Fig. 6: USP26 promotes HCC tumorigenesis by stabilizing SIRT1.

Western blot analysis (a), MTT (b) and colony formation (c) assays of USP26-knockdown MHCC97H cells with or without shRNA-resistant USP26 or SIRT1 overexpression. Western blot analysis (d), MTT (e) and colony formation (f) assays of USP26-knockdown HCCLM3 cells with or without USP26 (shRNA-resistant USP26) or SIRT1 overexpression. g. An EdU staining assay was carried out on USP26-knockdown and SIRT1 restored Huh7 and HCCLM3 cells.
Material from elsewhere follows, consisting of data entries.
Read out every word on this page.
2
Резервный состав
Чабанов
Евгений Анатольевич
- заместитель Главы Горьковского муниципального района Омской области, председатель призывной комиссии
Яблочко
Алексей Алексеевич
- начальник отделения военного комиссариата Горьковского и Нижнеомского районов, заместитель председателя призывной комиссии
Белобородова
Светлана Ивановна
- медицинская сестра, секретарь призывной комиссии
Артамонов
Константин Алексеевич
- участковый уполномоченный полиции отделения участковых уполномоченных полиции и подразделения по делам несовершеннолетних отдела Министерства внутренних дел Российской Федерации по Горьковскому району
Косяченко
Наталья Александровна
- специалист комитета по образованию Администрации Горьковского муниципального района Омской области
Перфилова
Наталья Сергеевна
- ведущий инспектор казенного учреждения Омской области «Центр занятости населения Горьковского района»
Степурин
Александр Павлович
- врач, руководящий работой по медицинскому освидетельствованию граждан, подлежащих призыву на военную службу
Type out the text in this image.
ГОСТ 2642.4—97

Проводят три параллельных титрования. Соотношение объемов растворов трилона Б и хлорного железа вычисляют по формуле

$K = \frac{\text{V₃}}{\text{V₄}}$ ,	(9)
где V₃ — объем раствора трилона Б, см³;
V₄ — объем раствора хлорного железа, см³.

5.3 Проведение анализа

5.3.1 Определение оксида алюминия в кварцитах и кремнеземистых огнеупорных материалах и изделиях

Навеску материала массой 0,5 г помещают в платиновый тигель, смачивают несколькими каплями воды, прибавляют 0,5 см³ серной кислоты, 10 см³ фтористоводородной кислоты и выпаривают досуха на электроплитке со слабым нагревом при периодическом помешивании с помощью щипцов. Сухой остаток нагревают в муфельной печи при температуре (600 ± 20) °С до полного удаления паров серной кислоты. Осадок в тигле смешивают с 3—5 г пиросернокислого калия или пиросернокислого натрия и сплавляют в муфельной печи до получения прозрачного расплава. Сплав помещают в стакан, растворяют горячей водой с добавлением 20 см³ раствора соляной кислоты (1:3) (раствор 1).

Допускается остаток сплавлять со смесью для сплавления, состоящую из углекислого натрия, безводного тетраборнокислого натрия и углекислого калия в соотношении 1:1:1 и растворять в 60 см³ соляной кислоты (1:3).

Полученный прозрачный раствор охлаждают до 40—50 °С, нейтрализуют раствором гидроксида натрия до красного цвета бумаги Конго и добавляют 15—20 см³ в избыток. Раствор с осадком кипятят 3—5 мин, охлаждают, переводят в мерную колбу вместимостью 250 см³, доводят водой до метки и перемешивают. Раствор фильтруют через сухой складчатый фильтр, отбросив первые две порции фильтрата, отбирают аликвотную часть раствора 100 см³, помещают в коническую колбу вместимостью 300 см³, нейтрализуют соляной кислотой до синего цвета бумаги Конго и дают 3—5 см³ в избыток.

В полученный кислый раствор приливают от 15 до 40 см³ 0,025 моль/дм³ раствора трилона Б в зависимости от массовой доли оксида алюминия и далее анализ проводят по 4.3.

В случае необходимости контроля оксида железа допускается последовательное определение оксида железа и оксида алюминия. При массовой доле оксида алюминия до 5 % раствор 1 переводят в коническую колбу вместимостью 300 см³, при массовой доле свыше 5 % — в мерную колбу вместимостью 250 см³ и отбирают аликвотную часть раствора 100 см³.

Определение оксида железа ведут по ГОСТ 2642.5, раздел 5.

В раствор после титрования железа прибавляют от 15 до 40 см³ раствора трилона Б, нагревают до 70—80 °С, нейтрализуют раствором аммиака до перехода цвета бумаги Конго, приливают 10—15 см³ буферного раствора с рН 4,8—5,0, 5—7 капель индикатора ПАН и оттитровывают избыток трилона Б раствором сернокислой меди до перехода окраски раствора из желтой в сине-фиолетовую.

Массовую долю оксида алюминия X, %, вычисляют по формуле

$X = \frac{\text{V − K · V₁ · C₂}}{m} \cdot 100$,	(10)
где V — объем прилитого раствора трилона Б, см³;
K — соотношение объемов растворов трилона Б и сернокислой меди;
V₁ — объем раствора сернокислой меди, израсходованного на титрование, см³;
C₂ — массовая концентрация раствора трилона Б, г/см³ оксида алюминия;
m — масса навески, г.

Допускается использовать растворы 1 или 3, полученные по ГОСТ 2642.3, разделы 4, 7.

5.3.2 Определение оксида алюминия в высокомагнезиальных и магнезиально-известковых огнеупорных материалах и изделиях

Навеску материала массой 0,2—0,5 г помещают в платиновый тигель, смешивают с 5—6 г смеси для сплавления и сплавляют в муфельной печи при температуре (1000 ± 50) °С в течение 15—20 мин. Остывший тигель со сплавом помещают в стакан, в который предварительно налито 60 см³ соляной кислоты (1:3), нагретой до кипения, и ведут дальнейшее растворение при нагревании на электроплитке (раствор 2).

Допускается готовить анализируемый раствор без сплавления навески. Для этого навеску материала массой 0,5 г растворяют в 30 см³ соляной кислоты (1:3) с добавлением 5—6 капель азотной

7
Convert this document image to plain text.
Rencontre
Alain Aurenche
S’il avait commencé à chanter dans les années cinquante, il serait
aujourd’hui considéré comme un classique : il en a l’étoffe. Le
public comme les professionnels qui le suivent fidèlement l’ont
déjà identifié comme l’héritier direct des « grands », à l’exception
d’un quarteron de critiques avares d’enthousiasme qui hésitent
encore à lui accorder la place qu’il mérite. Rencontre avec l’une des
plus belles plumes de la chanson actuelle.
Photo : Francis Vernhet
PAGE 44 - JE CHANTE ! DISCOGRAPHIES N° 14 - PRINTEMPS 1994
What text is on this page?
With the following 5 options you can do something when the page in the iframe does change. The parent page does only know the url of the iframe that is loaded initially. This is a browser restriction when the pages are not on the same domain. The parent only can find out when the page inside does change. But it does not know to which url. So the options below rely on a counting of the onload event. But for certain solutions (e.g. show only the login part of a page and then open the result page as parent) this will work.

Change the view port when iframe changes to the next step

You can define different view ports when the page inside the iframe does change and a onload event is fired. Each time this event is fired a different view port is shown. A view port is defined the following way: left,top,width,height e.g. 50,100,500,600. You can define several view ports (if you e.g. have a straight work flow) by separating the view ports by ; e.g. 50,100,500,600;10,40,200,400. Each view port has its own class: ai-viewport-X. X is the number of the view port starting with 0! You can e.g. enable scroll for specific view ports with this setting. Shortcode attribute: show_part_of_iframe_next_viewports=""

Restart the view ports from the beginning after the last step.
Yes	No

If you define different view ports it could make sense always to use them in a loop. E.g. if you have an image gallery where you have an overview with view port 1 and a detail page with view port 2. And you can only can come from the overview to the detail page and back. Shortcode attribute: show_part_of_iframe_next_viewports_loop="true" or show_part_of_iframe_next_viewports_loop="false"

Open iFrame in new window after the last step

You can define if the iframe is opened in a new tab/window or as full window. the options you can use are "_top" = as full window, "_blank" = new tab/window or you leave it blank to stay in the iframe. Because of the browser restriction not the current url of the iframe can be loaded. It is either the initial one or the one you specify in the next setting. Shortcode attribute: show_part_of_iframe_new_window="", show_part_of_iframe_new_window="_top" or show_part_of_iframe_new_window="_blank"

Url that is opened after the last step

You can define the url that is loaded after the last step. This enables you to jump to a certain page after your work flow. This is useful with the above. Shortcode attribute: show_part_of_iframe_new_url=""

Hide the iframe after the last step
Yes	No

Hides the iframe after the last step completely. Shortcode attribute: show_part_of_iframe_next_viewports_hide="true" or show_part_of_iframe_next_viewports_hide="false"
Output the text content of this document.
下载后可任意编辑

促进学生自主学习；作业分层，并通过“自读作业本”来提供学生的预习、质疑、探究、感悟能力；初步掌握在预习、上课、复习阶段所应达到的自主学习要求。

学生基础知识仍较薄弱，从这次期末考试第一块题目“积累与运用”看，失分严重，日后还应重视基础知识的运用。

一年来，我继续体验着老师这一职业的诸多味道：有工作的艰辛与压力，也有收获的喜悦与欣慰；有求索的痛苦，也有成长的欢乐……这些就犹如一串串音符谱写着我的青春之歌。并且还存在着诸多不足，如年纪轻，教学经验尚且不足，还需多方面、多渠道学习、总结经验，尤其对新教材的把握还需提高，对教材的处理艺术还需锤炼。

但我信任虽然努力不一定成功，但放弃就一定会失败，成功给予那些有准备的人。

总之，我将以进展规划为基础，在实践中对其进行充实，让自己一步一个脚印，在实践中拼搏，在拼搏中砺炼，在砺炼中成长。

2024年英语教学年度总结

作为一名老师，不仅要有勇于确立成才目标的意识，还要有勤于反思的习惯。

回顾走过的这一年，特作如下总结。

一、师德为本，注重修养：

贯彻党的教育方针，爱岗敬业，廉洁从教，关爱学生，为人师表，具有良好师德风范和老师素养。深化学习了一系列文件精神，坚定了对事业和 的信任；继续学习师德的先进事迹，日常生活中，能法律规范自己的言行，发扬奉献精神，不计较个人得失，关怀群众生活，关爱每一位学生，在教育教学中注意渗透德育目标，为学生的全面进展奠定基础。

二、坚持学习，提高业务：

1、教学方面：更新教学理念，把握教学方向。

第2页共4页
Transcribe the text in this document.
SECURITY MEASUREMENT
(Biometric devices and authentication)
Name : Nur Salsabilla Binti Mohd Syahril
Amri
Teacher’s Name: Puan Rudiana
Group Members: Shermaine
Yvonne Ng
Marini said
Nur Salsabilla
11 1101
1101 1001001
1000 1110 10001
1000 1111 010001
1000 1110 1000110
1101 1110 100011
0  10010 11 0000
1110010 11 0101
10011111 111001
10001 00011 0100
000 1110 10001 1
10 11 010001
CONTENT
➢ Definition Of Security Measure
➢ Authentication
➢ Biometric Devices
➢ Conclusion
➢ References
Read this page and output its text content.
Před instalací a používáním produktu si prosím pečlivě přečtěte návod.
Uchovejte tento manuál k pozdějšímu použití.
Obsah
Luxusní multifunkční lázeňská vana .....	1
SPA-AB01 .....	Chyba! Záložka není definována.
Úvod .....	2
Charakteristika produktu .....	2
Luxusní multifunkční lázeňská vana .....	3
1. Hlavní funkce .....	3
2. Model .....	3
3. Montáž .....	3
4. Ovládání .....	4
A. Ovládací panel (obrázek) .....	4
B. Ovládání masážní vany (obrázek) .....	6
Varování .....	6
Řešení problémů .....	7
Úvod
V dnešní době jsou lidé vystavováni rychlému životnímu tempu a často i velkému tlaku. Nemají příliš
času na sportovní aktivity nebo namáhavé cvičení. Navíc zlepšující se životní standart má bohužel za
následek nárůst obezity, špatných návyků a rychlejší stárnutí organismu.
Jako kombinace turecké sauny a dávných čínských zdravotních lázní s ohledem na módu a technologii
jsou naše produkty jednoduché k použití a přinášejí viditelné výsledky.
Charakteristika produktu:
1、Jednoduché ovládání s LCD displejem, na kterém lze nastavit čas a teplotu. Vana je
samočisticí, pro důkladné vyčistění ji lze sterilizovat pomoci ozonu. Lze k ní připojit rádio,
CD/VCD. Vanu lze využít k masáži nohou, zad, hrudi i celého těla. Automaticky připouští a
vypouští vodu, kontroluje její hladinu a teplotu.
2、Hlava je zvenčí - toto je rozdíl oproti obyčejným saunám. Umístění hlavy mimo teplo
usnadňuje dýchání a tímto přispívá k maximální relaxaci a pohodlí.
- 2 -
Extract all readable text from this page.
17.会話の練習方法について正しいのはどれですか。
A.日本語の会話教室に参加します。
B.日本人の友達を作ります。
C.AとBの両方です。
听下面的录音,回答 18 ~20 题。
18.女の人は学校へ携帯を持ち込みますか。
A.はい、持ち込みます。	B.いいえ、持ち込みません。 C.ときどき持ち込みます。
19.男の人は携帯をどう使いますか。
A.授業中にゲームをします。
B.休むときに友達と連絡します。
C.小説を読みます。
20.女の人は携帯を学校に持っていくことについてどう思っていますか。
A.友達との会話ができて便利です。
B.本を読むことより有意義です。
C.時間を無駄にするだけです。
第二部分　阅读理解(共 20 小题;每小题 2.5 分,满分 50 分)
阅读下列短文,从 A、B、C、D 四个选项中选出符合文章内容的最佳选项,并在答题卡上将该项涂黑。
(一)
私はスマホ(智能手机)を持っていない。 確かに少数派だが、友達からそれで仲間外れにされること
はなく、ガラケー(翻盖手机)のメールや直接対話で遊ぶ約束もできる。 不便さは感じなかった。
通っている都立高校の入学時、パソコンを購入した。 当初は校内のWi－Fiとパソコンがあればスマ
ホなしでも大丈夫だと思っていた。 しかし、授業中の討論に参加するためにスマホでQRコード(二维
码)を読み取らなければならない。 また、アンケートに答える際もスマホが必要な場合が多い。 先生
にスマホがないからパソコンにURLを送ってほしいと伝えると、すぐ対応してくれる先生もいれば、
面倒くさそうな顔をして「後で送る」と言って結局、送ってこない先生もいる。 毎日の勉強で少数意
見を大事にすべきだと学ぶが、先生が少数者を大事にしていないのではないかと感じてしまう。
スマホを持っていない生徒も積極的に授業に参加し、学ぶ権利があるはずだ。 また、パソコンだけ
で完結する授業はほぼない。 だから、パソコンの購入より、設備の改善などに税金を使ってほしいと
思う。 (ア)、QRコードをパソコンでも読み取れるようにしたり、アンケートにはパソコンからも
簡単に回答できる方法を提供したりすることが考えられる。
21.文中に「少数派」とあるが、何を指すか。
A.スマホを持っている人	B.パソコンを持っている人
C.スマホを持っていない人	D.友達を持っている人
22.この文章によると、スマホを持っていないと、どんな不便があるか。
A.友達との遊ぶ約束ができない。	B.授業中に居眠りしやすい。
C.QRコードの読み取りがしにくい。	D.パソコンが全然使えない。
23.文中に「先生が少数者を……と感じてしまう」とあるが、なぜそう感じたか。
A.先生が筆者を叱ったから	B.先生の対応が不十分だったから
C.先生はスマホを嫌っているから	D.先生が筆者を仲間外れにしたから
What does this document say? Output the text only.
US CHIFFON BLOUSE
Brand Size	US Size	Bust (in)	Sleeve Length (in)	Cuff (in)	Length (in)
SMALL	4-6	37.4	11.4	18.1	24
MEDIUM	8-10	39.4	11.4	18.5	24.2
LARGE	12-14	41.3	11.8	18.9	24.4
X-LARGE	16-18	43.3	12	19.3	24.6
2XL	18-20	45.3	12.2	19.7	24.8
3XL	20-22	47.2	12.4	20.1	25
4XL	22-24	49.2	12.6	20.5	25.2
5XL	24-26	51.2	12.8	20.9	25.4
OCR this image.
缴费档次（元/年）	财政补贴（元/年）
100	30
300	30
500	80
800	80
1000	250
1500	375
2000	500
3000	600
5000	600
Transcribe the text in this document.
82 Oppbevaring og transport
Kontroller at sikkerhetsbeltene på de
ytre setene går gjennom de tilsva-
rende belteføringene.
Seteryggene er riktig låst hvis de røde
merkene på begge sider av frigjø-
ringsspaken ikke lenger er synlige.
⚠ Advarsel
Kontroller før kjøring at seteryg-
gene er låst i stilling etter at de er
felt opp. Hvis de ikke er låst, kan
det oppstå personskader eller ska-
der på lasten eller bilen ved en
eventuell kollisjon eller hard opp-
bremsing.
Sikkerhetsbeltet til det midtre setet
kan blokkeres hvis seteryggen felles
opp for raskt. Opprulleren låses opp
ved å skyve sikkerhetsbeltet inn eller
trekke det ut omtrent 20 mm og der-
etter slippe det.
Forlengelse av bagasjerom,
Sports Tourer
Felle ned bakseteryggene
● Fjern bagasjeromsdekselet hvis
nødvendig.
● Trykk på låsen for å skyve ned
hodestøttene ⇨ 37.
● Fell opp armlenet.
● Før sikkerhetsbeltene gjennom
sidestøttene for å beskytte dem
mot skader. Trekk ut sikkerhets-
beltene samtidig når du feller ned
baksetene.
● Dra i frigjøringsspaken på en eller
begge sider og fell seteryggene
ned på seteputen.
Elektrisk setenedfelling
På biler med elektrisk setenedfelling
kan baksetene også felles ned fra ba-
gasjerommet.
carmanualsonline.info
Flow cytometry was carried out to screen the active DNA replicated cells. h The apoptosis rates of USP26-knockdown and SIRT1 restored MHCC97H cells were measured by flow cytometry after Annexin/V/PI dual staining. i Immunoblotting of cleaved PARP in USP26-knockdown SIRT1restored MHCC97H cells. j Immunoblotting of the indicated proteins in USP26-knockdown MHCC97H cells with or without shRNA-resistant USP26 or SIRT1 overexpression. k The relative p66Shc mRNA levels in USP26-knockdown MHCC97H cells with or without shRNA-resistant USP26 or SIRT1 were detected by RT‒qPCR. l Representative images of xenograft tumors derived from USP26-knockout (KO) HCCLM3 cells with or without USP26 or SIRT1 overexpression. Scale bar: 10 mm. m The volumes of tumors burdened in nude mice receiving the HCCLM3 cells were measured on different days after implantation. n Weights of the mouse xenograft tumors. Each graph is presented as the mean ± SEM. Each blot data is representative of three independent experiments. b, e n = 4 independent experiments; c, f, g, h, k n = 3 independent experiments; (m, n) n = 4 mice per group. Statistical significance was calculated by (b, e, m) two-way ANOVA; (c, f, g, h, k) one-way ANOVA; (n) two-tailed unpaired t-test. Source data are provided as a Source Data file.